Quotes
Last Updated September 5, 2023.
Remnick's Pulitzer prize winning book covering the end of the communist dictatorship in the Soviet Union from the late 1980s to the early 1990s offers an eyewitness account of life as it unfolded during that time, interviews with Soviet citizens, and Remnick's own analysis of events. Remnick's analysis has sometimes been criticized as biased or sentimental, but it is up to the readers to weigh what Remnick has to say and decide for themselves what to believe. Regardless of the frame, the book offers a vast amount of valuable eyewitness testimony from a turbulent period.
Remnick, for example, quotes the mayor of St. Petersburg at that time, Anatoly Sobchak, explaining why change and reform has been so difficult in the Soviet Union:
A totalitarian system leaves behind it a minefield built into both the country's social structure and the individual psychology of its citizens. And mines explode each time the system faces the danger of being dismantled and the country sees the prospect of genuine renewal.

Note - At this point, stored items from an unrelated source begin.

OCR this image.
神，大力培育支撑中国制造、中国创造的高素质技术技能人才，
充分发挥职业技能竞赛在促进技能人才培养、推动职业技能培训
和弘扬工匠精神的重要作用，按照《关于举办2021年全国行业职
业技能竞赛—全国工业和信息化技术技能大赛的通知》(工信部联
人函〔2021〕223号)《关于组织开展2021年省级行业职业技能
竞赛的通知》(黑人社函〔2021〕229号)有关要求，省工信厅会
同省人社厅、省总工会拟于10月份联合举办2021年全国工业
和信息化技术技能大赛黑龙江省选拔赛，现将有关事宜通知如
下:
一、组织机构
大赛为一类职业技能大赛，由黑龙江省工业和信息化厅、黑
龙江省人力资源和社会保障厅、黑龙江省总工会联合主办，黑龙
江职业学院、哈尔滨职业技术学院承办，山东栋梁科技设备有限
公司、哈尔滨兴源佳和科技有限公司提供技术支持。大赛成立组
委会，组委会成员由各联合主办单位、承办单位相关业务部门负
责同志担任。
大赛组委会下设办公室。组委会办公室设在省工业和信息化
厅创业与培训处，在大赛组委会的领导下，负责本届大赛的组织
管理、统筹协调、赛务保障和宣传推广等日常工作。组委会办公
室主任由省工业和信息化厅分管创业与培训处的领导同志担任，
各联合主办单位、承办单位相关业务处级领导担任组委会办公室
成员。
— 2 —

Remnick himself goes further in explaining the source of the so-called minefields. When history and truth are uncertain, he explains, it is all the more difficult for people to know how to react to the present and how to guide reform. As he puts it:
It's as if the regime were guilty of two crimes on a massive scale: murder and the unending assault against memory. In making a secret of history, the Kremlin made its subjects just a little more insane, a little more desperate.

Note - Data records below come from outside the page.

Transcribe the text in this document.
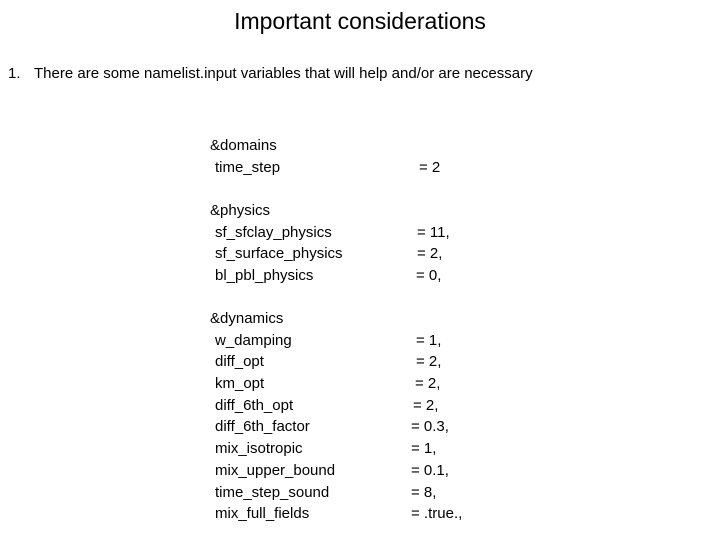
Important considerations
1. There are some namelist.input variables that will help and/or are necessary
&domains
time_step	= 2
&physics
sf_sfclay_physics	= 11,
sf_surface_physics	= 2,
bl_pbl_physics	= 0,
&dynamics
w_damping	= 1,
diff_opt	= 2,
km_opt	= 2,
diff_6th_opt	= 2,
diff_6th_factor	= 0.3,
mix_isotropic	= 1,
mix_upper_bound	= 0.1,
time_step_sound	= 8,
mix_full_fields	= .true.,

Change is also difficult when people have been trained—or perhaps indoctrinated—from childhood to think and act in a certain way:
These were children, after all, who were taught to revere Pavlik Morozov, the twelve-year-old Young Pioneer who was made a national hero and icon for all Soviet children when he served his collective by ratting on his own father for trying to hide grain from the police.
Remnick also quotes Gorbachev's ideologist, Aleksandr N. Yakovlev, commenting on the reality of Soviet life as he understood it:
We had a slave system here. Who can talk about a socialist choice?
Remnick moves from interviewing powerful people to observing the lives of the ordinary. Here he witnesses the work of coal miners, for whom the Soviet promise of worker's paradise had fallen far short:
Along the way, we passed men, many of them in their 50s and 60s, tucked into crevices and cracks only a couple of feet high. They lay on their backs, or in some other contorted position, chipping at the coal face or repairing some part of the support structure. When they opened their mouths, coal dust would fall in.
Many of the ordinary people Remnick interviews show an awareness of how much killing the Soviet regime was responsible for instigating over the course of the twentieth century, and the extent to which ideology trumped rationalism. For example, Lydia Korneievna Chukovskaya notes that
It is horrible to say, but you must imagine a state that used every means to kill the best among us.
Some people, such as Vyacheslav Molotov, pointed out that the terror that characterized the Soviet Union did not begin with Stalin, stating that:
Compared to Lenin, Stalin was a mere lamb.
Remnick writes ironically, however, of Nina Andreyeva, a Stalinist true believer who in 1988 wrote in defense of the Soviet system, saying of her:
she was a defender of 'traditional values'—the homey Stalinist values of collectivization, central authority, the dictatorship of the proletariat . . .
Remnick shows a country in flux, facing difficult choices and upheavals after a century characterized by both change and stasis.